Public relations and public affairs enjoyed the largest like-for-like revenue growth of any discipline at communications holding company WPP Group last year. While overall revenue growth was around 5.3 percent, the firm’s public relations operations were up 8.2 percent.

Paul Holmes

LONDON—Public relations and public affairs enjoyed the largest like-for-like revenue growth of any discipline at communications holding company WPP Group last year. While overall revenue growth was around 5.3 percent, the firm’s public relations operations—including Burson-Marsteller, Cohn & Wolfe, GCI Group, Hill & Knolwton and Ogilvy Public Relations Worldwide—were up 8.2 percent compared to growth of 4.5 percent in the company’s advertising businesses.

 

Constant currency growth in public relations was better than 12 percent, and the PR businesses continued to improve operating margins to more than 16.5 percent, an improvement of 1.5 margin points over the previous year.
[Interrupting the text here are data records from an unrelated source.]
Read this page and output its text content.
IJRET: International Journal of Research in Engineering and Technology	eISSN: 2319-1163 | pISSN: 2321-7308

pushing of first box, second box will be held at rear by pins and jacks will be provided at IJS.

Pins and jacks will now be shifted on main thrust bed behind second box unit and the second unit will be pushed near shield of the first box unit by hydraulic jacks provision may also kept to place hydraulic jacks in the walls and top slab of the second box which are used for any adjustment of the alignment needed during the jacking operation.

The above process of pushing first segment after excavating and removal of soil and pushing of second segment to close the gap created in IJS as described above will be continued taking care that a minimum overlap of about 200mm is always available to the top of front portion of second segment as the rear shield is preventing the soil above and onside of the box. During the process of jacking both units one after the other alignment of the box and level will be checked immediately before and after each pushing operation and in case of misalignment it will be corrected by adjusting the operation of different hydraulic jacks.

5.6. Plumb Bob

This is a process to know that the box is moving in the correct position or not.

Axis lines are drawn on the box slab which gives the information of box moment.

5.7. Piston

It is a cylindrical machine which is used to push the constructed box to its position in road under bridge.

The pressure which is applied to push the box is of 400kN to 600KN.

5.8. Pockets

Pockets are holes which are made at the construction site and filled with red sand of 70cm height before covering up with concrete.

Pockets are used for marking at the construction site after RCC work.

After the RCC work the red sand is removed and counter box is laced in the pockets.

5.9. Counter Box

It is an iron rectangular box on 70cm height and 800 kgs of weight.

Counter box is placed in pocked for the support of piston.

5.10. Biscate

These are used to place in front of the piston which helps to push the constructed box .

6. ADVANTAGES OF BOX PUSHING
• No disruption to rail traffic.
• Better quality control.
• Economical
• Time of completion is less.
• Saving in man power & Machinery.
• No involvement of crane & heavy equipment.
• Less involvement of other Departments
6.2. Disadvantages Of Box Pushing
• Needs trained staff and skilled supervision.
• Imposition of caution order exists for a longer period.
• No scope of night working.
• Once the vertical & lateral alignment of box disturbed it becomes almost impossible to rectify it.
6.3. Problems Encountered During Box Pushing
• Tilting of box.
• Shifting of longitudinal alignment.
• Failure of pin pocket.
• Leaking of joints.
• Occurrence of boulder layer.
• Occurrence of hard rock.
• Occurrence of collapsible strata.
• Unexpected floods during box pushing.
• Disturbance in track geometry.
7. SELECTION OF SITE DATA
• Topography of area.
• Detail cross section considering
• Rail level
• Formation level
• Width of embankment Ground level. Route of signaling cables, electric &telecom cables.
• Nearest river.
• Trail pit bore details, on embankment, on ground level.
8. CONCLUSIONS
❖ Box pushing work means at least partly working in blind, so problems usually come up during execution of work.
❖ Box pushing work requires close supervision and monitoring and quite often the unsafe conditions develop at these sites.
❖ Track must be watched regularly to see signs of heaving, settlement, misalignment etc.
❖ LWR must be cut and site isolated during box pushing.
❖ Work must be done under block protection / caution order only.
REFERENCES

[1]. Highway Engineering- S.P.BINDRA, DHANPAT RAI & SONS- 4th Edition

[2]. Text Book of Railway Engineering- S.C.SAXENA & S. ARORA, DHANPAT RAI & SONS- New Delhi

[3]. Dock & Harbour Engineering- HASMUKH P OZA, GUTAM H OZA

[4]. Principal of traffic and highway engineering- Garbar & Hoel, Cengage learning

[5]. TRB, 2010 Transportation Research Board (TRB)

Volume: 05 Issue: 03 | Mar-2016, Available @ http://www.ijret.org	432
The company singled out international agencies Hill & Knowlton, Burson-Marsteller and Ogilvy as well as Finsbury and Clarion in the U.K. and Public Strategies in the U.S. as firms showing particularly strong growth.

 

Overall, WPP billings were up 5.1% at £31.7 billion, around $63.5 billion. Like-for-like revenues, excluding the impact of acquisitions and on a constant currency basis, were up 5.0 percent. On the same basis, gross margin was up 5.1 percent. Headline earnings before interest, depreciation and amortisation rose 7.1 percent to £1.072 billion and 9.2 perrcent in constant currencies.

 

 Despite the severe financial crisis, the 'real' economy continues to grow and our clients continue to expand, particularly in the BRICs and the Next Eleven markets, addressing the twin opportunities of geographical expansion and technological change,” said the group in a statement. “However, it seems inevitable that the 'real' world will at some point in time be affected by the private equity, sub-prime, and housing market crises… In our view, this seems more likely to be in 2009, when a slow-down in the United States will be hard to avoid.”